In an article published on its model of great Deepseek-V3 language (LLM), which was launched in December, the Chinese start-up said that the training only took 2.8 million hours of GPU at the cost of 5 , $ 6 million US dollars, a fraction of the time and money fraction that US companies have devoted to their own models.
Deepseek-R1, the company’s open-source reasoning model published on January 20, has demonstrated comparable capacities to those of the more advanced models of Openai, Anthropic and Google, but also with significantly lower training costs. The document on R1 did not mention the cost of development.
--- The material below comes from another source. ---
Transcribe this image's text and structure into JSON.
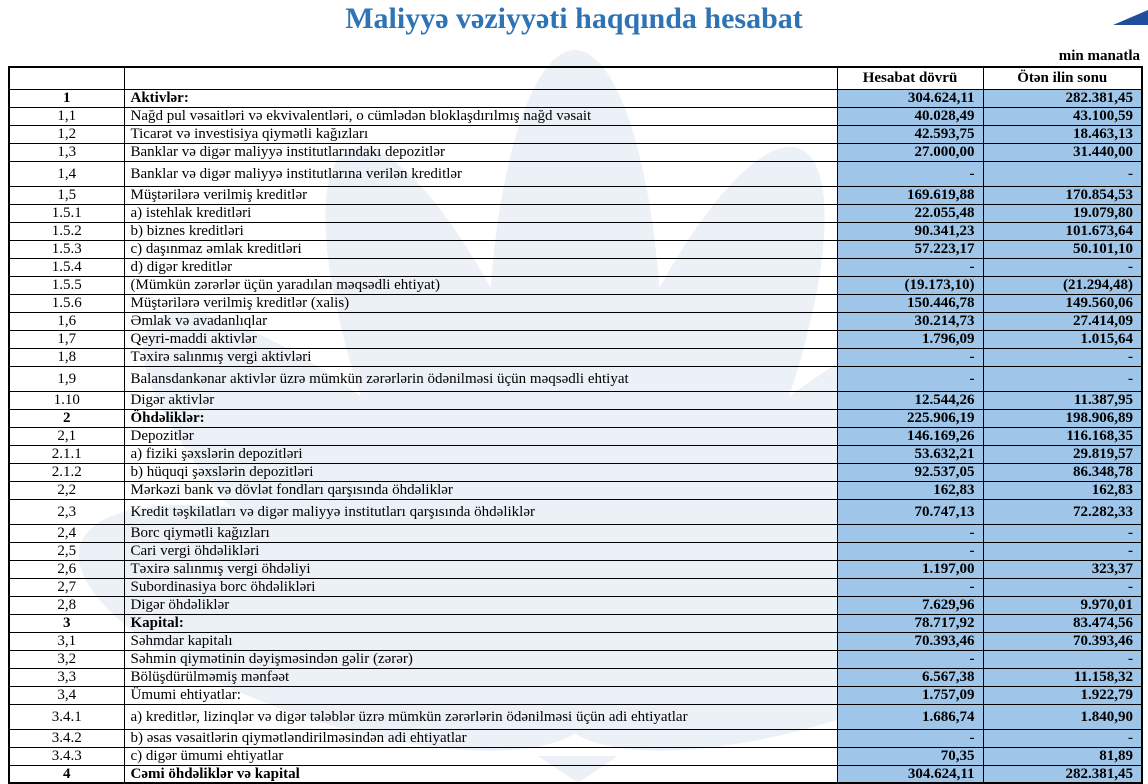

Deepseek’s own files, and those of its high flight of affiliated hedge funds, show that the company is one of the most acute entities for the formation of AI. As early as 2019, Liang Wenfeng, the founder of High-Flyer and Deepseek, spent 200 million yuan (27.8 million US dollars) to buy 1,100 graphic processing units (GPU) to form market negotiation algorithms. High-Flyer said that its computer center at the time covered an area equivalent to a basketball court, according to company documents, which would have placed it around 436.6 square meters (4,700 square feet).
In 2021, the fund spent 1 billion yuan on the development of its Fire-Flayer 2 of the Supercalculator Cluster, which was to reach 1,550 petaflops, a measurement of calculation power, according to the High-Flyer website. It would be similar in the performance of some of the most powerful supervisors in the world.